Adobe Stock | Inset: NBC 5

A bus driver from the Dallas-Fort Worth area is receiving praise after performing the Heimlich maneuver on a choking first grader. Dallas Independent School District (ISD) bus driver Raquel Radford Baker was letting students off at school last month when 7-year-old Preston came up to her to tell her there was a penny in his throat. “He mentioned something about a penny, and I immediately thought, I said ‘penny?'” Radford Baker recalled to Fox 4. Video footage from the bus shows Preston talking with friends when he seemingly drops the object (referred to as a penny or a quarter in various reports) into his mouth. Preston then seems to struggle to the front of the bus to alert Radford Baker to his distress. 

Radford Baker, a veteran who has worked for Dallas ISD for 17 years, immediately jumped into action. “I grabbed him and ran down the steps with him. On my way to the sidewalk, I was actually performing the Heimlich maneuver,” she said. Radford Baker had received CPR and first aid training from Dallas ISD. Video from outside the bus showed Radford Baker carrying Preston onto the sidewalk. She alerted a woman to call 911. “I was running with him and just pulling, doing the Heimlich maneuver, telling him to breathe, breathe. By the time we got to the sidewalk, he was blue in the face, and he was limp. He wasn’t talking,” she said. Eventually, Radford Baker was able to dislodge the object. “He stepped to the side, and he said, ‘Ms. Rocky, I’m okay. I can breathe.’ It was a powerful relief for me because I couldn’t believe I just reversed this whole thing. That could have really gone wrong, you know, and I’m just grateful,” she said of the moment.

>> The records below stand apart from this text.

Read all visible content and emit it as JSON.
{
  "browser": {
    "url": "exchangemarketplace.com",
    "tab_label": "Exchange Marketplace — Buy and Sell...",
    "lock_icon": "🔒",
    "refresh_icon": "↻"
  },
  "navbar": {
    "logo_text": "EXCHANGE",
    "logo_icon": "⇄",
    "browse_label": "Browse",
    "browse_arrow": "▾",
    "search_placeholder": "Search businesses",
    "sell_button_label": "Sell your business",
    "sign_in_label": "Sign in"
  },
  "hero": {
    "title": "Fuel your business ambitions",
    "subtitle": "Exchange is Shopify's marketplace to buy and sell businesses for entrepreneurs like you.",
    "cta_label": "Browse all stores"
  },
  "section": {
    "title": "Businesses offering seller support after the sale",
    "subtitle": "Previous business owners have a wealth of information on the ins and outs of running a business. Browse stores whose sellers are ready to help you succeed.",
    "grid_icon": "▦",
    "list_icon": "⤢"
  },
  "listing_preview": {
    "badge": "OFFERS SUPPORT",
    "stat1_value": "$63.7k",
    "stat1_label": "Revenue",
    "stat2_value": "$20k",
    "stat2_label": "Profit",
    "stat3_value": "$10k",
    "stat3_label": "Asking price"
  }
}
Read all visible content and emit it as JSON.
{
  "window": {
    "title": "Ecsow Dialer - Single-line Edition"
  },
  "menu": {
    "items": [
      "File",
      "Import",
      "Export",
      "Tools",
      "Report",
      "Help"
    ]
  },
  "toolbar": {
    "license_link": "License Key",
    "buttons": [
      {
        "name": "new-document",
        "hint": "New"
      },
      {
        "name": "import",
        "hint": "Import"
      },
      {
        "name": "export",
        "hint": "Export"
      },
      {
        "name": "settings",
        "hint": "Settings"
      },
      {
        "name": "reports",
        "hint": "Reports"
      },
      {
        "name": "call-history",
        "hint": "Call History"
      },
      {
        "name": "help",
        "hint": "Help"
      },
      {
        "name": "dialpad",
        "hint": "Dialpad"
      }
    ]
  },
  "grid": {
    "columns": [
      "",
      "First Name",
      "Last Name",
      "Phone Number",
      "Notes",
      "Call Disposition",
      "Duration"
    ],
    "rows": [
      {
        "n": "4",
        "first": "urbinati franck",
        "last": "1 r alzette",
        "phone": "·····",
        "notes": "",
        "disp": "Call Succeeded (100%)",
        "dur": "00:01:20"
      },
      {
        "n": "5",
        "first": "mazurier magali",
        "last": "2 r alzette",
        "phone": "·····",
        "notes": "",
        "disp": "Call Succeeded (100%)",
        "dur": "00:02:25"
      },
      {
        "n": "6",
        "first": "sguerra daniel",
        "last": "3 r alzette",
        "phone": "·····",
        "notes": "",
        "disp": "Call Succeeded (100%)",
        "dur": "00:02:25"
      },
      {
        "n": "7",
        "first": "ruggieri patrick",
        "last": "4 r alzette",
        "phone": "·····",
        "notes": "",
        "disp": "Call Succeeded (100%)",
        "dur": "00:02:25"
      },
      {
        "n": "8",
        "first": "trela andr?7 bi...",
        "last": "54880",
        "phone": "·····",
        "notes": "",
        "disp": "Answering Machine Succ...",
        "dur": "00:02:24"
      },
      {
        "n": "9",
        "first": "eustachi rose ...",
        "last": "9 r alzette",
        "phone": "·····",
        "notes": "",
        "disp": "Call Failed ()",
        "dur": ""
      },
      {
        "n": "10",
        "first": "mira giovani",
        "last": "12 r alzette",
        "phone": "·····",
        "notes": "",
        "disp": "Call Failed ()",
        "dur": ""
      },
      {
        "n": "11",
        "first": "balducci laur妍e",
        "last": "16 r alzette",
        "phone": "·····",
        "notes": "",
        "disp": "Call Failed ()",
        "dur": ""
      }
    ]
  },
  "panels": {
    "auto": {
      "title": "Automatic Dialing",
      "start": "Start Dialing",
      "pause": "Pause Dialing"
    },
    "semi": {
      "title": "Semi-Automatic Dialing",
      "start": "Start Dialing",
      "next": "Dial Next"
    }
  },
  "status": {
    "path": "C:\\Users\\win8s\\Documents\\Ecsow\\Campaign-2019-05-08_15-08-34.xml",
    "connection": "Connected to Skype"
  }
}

Preston’s family is especially thankful for Radford Baker’s presence on the bus. “It was divine timing,” said Giavona Bell, Preston’s mother. Radford Baker hadn’t been scheduled to work that day and was covering for a co-worker. “I feel like God placed me there for a reason. If I wasn’t there, I don’t know what the other driver may have done. I mean, I don’t know. I was nervous at the time, I was, I just couldn’t panic. All I said was God help me. Help me save this baby. That’s all I knew,” she told Fox of her being there. Bell was able to thank Radford Baker in person, calling her “a part of our family.” Dallas ISD celebrated Radford Baker’s quick thinking by throwing her a party and gifting her a cape. “I’m still in shock, I can’t believe this actually happened,” she said. “I’m just grateful that I was able to save him.” She is encouraging CPR and first aid training to become a standard professional development for all Dallas ISD bus drivers.